Nestled in Thailand’s remote northern mountains, the hill tribe population of Doi Tung, Chiang Rai province was an ethnic minority group all but forgotten by the Thai government – a small population with different social and religious traditions, and historically infamous for illicitly growing opium poppy. The community faced challenges of infections, diseases, a weak social structure and environmental degradation.
Since 1988, the not-for-profit Doi Tung Development Project (DTDP), an operations arm of the Mae Fah Luang Foundation under Royal Patronage, has worked to eliminate those problems through providing the Doi Tung people with sustainable livelihoods. Today, the hill people are entrepreneurs who grow coffee, tea, and other crops, such as macadamia nuts and strawberries, that cannot be grown in other parts of the country. They are socioeconomically sufficient, but still able to embrace local traditions and spiritual beliefs, using their own dialect and wearing traditional clothing.
The area’s school system was developed by DTDP, and now educates approximately 1,500 children from six diverse ethnic minorities in eight schools. Teachers in the schools, however, typically stay at the schools for only a few years before moving on to schools in less remote locations. Without a committed population of teachers, the schools have a difficult time maintaining long-term educational continuity and growing an educational curriculum. The education in the schools is Montessori-based, emphasizing life skills rather than academic strength, but the high teacher turnover rate means that students often have an inconsistent curriculum.
Jeanne-Tania Sucharitaves, an IBM senior technical analyst in Thailand at the time, saw an opportunity to help DTDP, and to help develop a curriculum that remained consistent despite the ever-present changes in staff. She began discussions with DTDP to explore what IT could do to assist the school system.
With funding from an IBM Centennial Catalyst Grant in 2011, Jeanne and a group of IBM volunteers made the commitment to help DTDP establish a Doi Tung Montessori website to enhance the sustainability and growth of the Montessori approach in the Doi Tung schools. The project’s goal was to build a sustainable solution to collect, maintain, and continuously develop the curriculum, materials, and resources used among the eight DTDP schools.
Starting in February 2012, IBM volunteers collected the requirements from DTDP project representatives and developed a website. This website allows Montessori teachers from different Doi Tung schools to access a central online location to learn about the Montessori education system, to store all Montessori educational information and teaching materials, and to share experiences via a forum board system to continuously improve the educational system at Doi Tung schools. Other IBMers have provided remote online support by providing system integration testing for the website. In June, a team of four IBM volunteers traveled to DPTP headquarters in Chiang Rai and delivered the website with a training session for DTDP administrators, who will continue to maintain the website for future use.

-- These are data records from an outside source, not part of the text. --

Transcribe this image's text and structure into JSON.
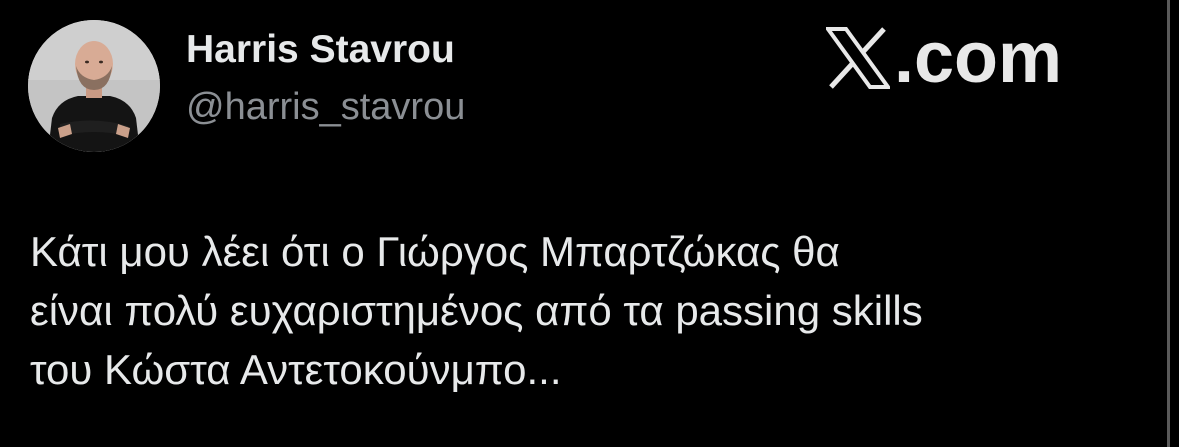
{
  "tweet": {
    "author": {
      "display_name": "Harris Stavrou",
      "handle": "@harris_stavrou",
      "avatar_icon": "profile-photo"
    },
    "brand": {
      "logo_icon": "x-logo-icon",
      "text": ".com"
    },
    "text_lines": [
      "Κάτι μου λέει ότι ο Γιώργος Μπαρτζώκας θα",
      "είναι πολύ ευχαριστημένος από τα passing skills",
      "του Κώστα Αντετοκούνμπο..."
    ]
  },
  "colors": {
    "background": "#000000",
    "primary_text": "#e7e9ea",
    "secondary_text": "#8b8f94"
  }
}
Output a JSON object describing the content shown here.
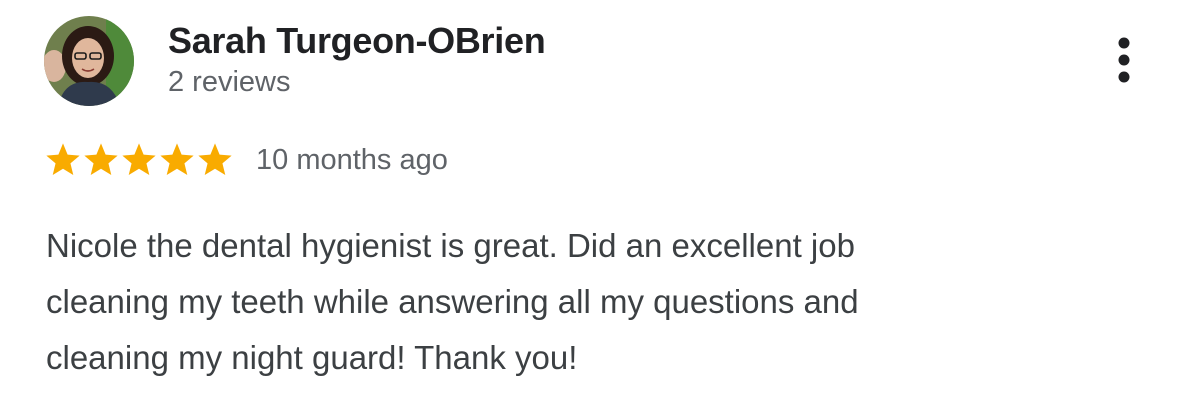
{
  "reviewer": {
    "name": "Sarah Turgeon-OBrien",
    "review_count": "2 reviews",
    "avatar_icon": "person-photo-avatar"
  },
  "more_options": {
    "icon": "more-vertical-icon"
  },
  "rating": {
    "stars": 5,
    "max_stars": 5,
    "star_color": "#f9ab00",
    "time": "10 months ago"
  },
  "review": {
    "lines": [
      "Nicole the dental hygienist is great. Did an excellent job",
      "cleaning my teeth while answering all my questions and",
      "cleaning my night guard! Thank you!"
    ]
  },
  "colors": {
    "name": "#202124",
    "secondary_text": "#5f6368",
    "body_text": "#3c4043",
    "background": "#ffffff"
  }
}
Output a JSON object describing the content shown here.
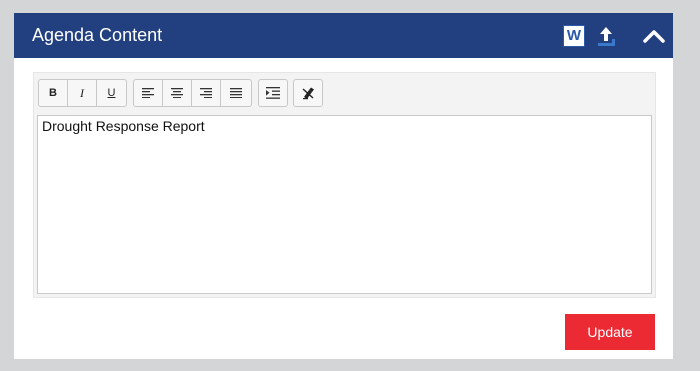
{
  "panel": {
    "title": "Agenda Content",
    "word_icon_letter": "W",
    "icons": [
      "word-icon",
      "upload-icon",
      "chevron-up-icon"
    ]
  },
  "toolbar": {
    "bold_label": "B",
    "italic_label": "I",
    "underline_label": "U",
    "buttons": [
      "bold",
      "italic",
      "underline",
      "align-left",
      "align-center",
      "align-right",
      "align-justify",
      "indent",
      "clear-formatting"
    ]
  },
  "editor": {
    "content": "Drought Response Report"
  },
  "actions": {
    "update_label": "Update"
  },
  "colors": {
    "header_bg": "#22407f",
    "update_bg": "#ec2a34",
    "page_bg": "#d4d5d6"
  }
}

During this process, Jeanne relocated to the United States to work at IBM’s site in Vermont, but has continued to have an interest in the project she started. Other volunteers stepped up to help, including Paranee Reymondon, who took over as the project coordinator, and Rungtip Swangnan, as project manager.
A sustainable, self-sufficient community education system
The ultimate goal of the project is for the schools to develop a capacity to deliver high-quality education to the children of Doi Tung, and to continue to do so in the future when support from DTDP comes to an end.
“I would like the students, including the teachers and DTDP staff, to feel impressed and be inspired by IBMers, and by the fact that IT promotes better living and connects them together,” Jeanne says. “I personally hope that the children will grow to become strong leaders in their own community. I’d like for them to have a curious mind – never stop learning – and always find the best for their own community.”
Jeanne says she enjoyed the process of starting conversations with colleagues “outside my comfort zone” about community work and how IT could help the world.
“I think this chance came at a good time when IBM was celebrating its 100th anniversary, and IBMers in Thailand were eager to contribute to society,” she says.
Jeanne says that when it comes to volunteering, close to home is often the best place to start. “Explore around your community and see what challenges there are and needs it requires,” she says. “Then, you can think about whether these challenges are affecting you, your family, or the way you live. If so, think about what you need to do to change or improve the situation. Some people start with what interests them the most or the skills they have to contribute to society.”